Últimamente he hecho un descubrimiento: Podemos soportar que las cosas no salgan como queremos, nos costará más o menos gestionarlas, se nos podrá hacer más fácil o más difícil, hemos de tener presente que la vida es más sabia que nosotros y que, al final, las cosas son como deben ser. En cambio, lo que no podemos soportar es vivir sin ilusión o esperanza.
Estamos en un momento complicado, en el que la gente tiene tendencia a apartar los sueños y a tacharlos de “irreales”. En los últimos meses seguro que a todos nos han pasado cosas que nos han puesto tristes y otras cosas que nos han puesto alegres. No obstante, ni unas ni otras tienen que hacer mella en nuestra capacidad de soñar y de creer que dichos sueños pueden hacerse realidad.
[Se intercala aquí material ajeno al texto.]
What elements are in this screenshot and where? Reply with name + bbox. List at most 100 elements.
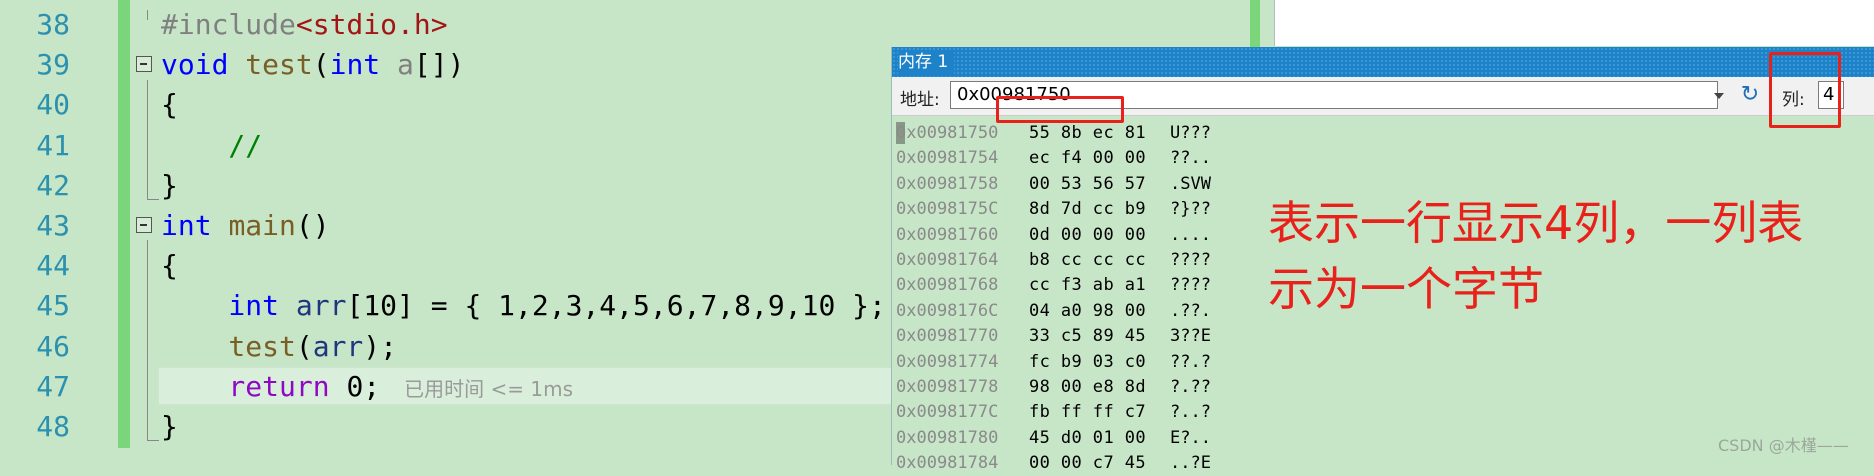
code-text: { — [161, 246, 178, 286]
code-line[interactable]: 40 { — [0, 85, 890, 125]
code-line[interactable]: 47 return 0; 已用时间 <= 1ms — [0, 367, 890, 407]
memory-bytes[interactable]: fc b9 03 c0 — [1029, 350, 1146, 375]
code-token: ( — [295, 329, 313, 363]
code-editor[interactable]: 38 #include<stdio.h> 39 void test(int a[]) 4… — [0, 0, 900, 465]
chevron-down-icon[interactable] — [1712, 83, 1726, 107]
memory-address: 0x00981760 — [896, 224, 999, 245]
code-token: // — [161, 128, 263, 162]
memory-ascii: .??. — [1170, 300, 1211, 321]
refresh-icon[interactable]: ↻ — [1737, 81, 1763, 109]
annotation-line-1: 表示一行显示4列，一列表 — [1268, 196, 1804, 250]
perf-tip: 已用时间 <= 1ms — [404, 376, 574, 401]
code-line[interactable]: 43 int main() — [0, 206, 890, 246]
memory-title-bar[interactable]: 内存 1 — [892, 47, 1874, 77]
memory-bytes[interactable]: b8 cc cc cc — [1029, 248, 1146, 273]
code-text: } — [161, 407, 178, 447]
memory-address: 0x00981780 — [896, 427, 999, 448]
memory-bytes[interactable]: cc f3 ab a1 — [1029, 273, 1146, 298]
line-number: 40 — [36, 88, 70, 122]
line-number: 43 — [36, 209, 70, 242]
code-text: test(arr); — [161, 327, 397, 367]
code-token: []) — [413, 48, 465, 82]
memory-bytes[interactable]: 00 53 56 57 — [1029, 172, 1146, 197]
collapse-icon[interactable] — [136, 217, 152, 233]
code-text: // — [161, 126, 262, 166]
memory-bytes[interactable]: 00 00 c7 45 — [1029, 451, 1146, 476]
memory-row[interactable]: 0x0098177C fb ff ff c7?..? — [896, 400, 1296, 425]
memory-address: 0x00981774 — [896, 351, 999, 372]
line-number: 41 — [36, 128, 70, 162]
memory-ascii: 3??E — [1170, 326, 1211, 347]
code-line[interactable]: 45 int arr[10] = { 1,2,3,4,5,6,7,8,9,10 … — [0, 286, 890, 326]
memory-bytes[interactable]: 55 8b ec 81 — [1029, 121, 1146, 146]
memory-ascii: .... — [1170, 224, 1211, 245]
memory-row[interactable]: 0x0098176C 04 a0 98 00.??. — [896, 299, 1296, 324]
memory-row[interactable]: 0x00981774 fc b9 03 c0??.? — [896, 350, 1296, 375]
memory-row[interactable]: 0x00981754 ec f4 00 00??.. — [896, 146, 1296, 171]
code-text: int arr[10] = { 1,2,3,4,5,6,7,8,9,10 }; — [161, 286, 886, 326]
memory-bytes[interactable]: ec f4 00 00 — [1029, 146, 1146, 171]
memory-row[interactable]: 0x00981764 b8 cc cc cc???? — [896, 248, 1296, 273]
code-token: () — [295, 209, 330, 242]
memory-bytes[interactable]: 04 a0 98 00 — [1029, 299, 1146, 324]
code-token: test — [161, 329, 296, 363]
memory-bytes[interactable]: 45 d0 01 00 — [1029, 426, 1146, 451]
code-token: int — [161, 289, 296, 323]
annotation-text: 表示一行显示4列，一列表 示为一个字节 — [1268, 190, 1848, 322]
code-line[interactable]: 42} — [0, 166, 890, 206]
memory-address: 0x00981768 — [896, 275, 999, 296]
code-line[interactable]: 39 void test(int a[]) — [0, 45, 890, 85]
code-token: } — [161, 410, 178, 443]
memory-row[interactable]: 0x00981780 45 d0 01 00 E?.. — [896, 426, 1296, 451]
memory-row[interactable]: 0x00981760 0d 00 00 00.... — [896, 223, 1296, 248]
memory-ascii: .SVW — [1170, 173, 1211, 194]
memory-address: 0x00981778 — [896, 376, 999, 397]
memory-row[interactable]: 0x00981768 cc f3 ab a1???? — [896, 273, 1296, 298]
watermark: CSDN @木槿—— — [1718, 436, 1849, 455]
annotation-box-columns — [1769, 52, 1841, 128]
memory-address: 0x0098175C — [896, 199, 999, 220]
memory-bytes[interactable]: 0d 00 00 00 — [1029, 223, 1146, 248]
memory-row[interactable]: 0x0098175C 8d 7d cc b9?}?? — [896, 197, 1296, 222]
code-text: return 0; 已用时间 <= 1ms — [161, 367, 573, 409]
memory-ascii: ???? — [1170, 249, 1211, 270]
code-token: test — [245, 48, 313, 82]
code-token: } — [161, 168, 178, 202]
memory-ascii: ..?E — [1170, 453, 1211, 474]
memory-bytes[interactable]: 8d 7d cc b9 — [1029, 197, 1146, 222]
memory-title: 内存 1 — [898, 50, 955, 74]
code-line[interactable]: 38 #include<stdio.h> — [0, 5, 890, 45]
memory-address: 0x00981764 — [896, 249, 999, 270]
code-token: arr — [312, 329, 364, 363]
memory-bytes[interactable]: fb ff ff c7 — [1029, 400, 1146, 425]
code-token: [10] = { 1,2,3,4,5,6,7,8,9,10 }; — [346, 289, 886, 323]
code-text: #include<stdio.h> — [161, 5, 448, 45]
code-token: int — [329, 48, 398, 82]
code-line[interactable]: 46 test(arr); — [0, 327, 890, 367]
memory-bytes[interactable]: 33 c5 89 45 — [1029, 324, 1146, 349]
code-token: 0; — [346, 369, 381, 403]
code-line[interactable]: 48} — [0, 407, 890, 447]
code-token: main — [228, 209, 296, 242]
memory-row[interactable]: 0x00981784 00 00 c7 45 ..?E — [896, 451, 1296, 476]
line-number: 46 — [36, 329, 70, 363]
code-token: int — [161, 209, 229, 242]
memory-address: 0x00981784 — [896, 453, 999, 474]
code-line[interactable]: 44 { — [0, 246, 890, 286]
address-label: 地址: — [900, 90, 940, 110]
memory-bytes[interactable]: 98 00 e8 8d — [1029, 375, 1146, 400]
line-number: 48 — [36, 410, 70, 443]
memory-row[interactable]: 0x00981750 55 8b ec 81 U??? — [896, 121, 1296, 146]
memory-row[interactable]: 0x00981770 33 c5 89 45 3??E — [896, 324, 1296, 349]
memory-row[interactable]: 0x00981758 00 53 56 57 .SVW — [896, 172, 1296, 197]
memory-ascii: U??? — [1170, 123, 1211, 143]
line-number: 39 — [36, 48, 70, 82]
collapse-icon[interactable] — [136, 56, 152, 73]
code-line[interactable]: 41 // — [0, 126, 890, 166]
memory-ascii: ???? — [1170, 275, 1211, 296]
memory-rows[interactable]: 0x00981750 55 8b ec 81 U??? 0x00981754 ec f4… — [896, 121, 1296, 476]
memory-row[interactable]: 0x00981778 98 00 e8 8d?.?? — [896, 375, 1296, 400]
code-text: { — [161, 85, 178, 125]
code-token: { — [161, 88, 178, 122]
side-panel — [1274, 0, 1874, 46]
Podemos tener la sensación de que nuestro entorno a veces nos mira con una mezcla de pena y compasión, pensando algo así como “pobrecilla, tiene puestas sus esperanzas en algo irreal y se va a pegar un gran tortazo”. Con toda su buena intención, algunas llegan incluso a decírnoslo –supongo que creen que eso nos ahorrará disgustos-.
Frente a esto es NECESARIO tomar la firme decisión de no escuchar palabras negativas. No porque queramos vivir en un mundo irreal sino porque nadie puede saber lo que sucederá y, puestos a elegir entre todas las posibilidades de futuro, siempre hemos de preferir darle alas a la positiva. Si, después, las cosas no salen como a nosotros nos gustaría, ya nos ocuparemos entonces de recomponer nuestros sueños o incluso de crear nuevos.
Hemos de negarnos a pensar que hay cosas imposibles, que los sueños no se hacen, a veces, realidad, o que el amor no triunfa por encima de los miedos y las tristezas.
«Si lo puedes imaginar, lo puedes lograr»
(Albert Einstein)
En relación con todo esto, hay una pequeña historia que me gustaría compartir:
“En una tarde nublada y fría, dos niños patinaban sin preocupación sobre una laguna congelada. De repente el hielo se rompió, y uno de ellos cayó al agua. El otro agarro una piedra y comenzó a golpear el hielo con todas sus fuerzas, hasta que logró quebrarlo y así salvar a su amigo.
Cuando llegaron los bomberos y vieron lo que había sucedido, se preguntaron: “¿Cómo lo hizo? El hielo está muy grueso, es imposible que haya podido quebrarlo con esa piedra y sus manos tan pequeñas…”
En ese instante apareció un abuelo y, con una sonrisa, dijo:
—Yo sé cómo lo hizo.
— ¿Cómo? —le preguntaron.
—No había nadie a su alrededor para decirle que no podía hacerlo.”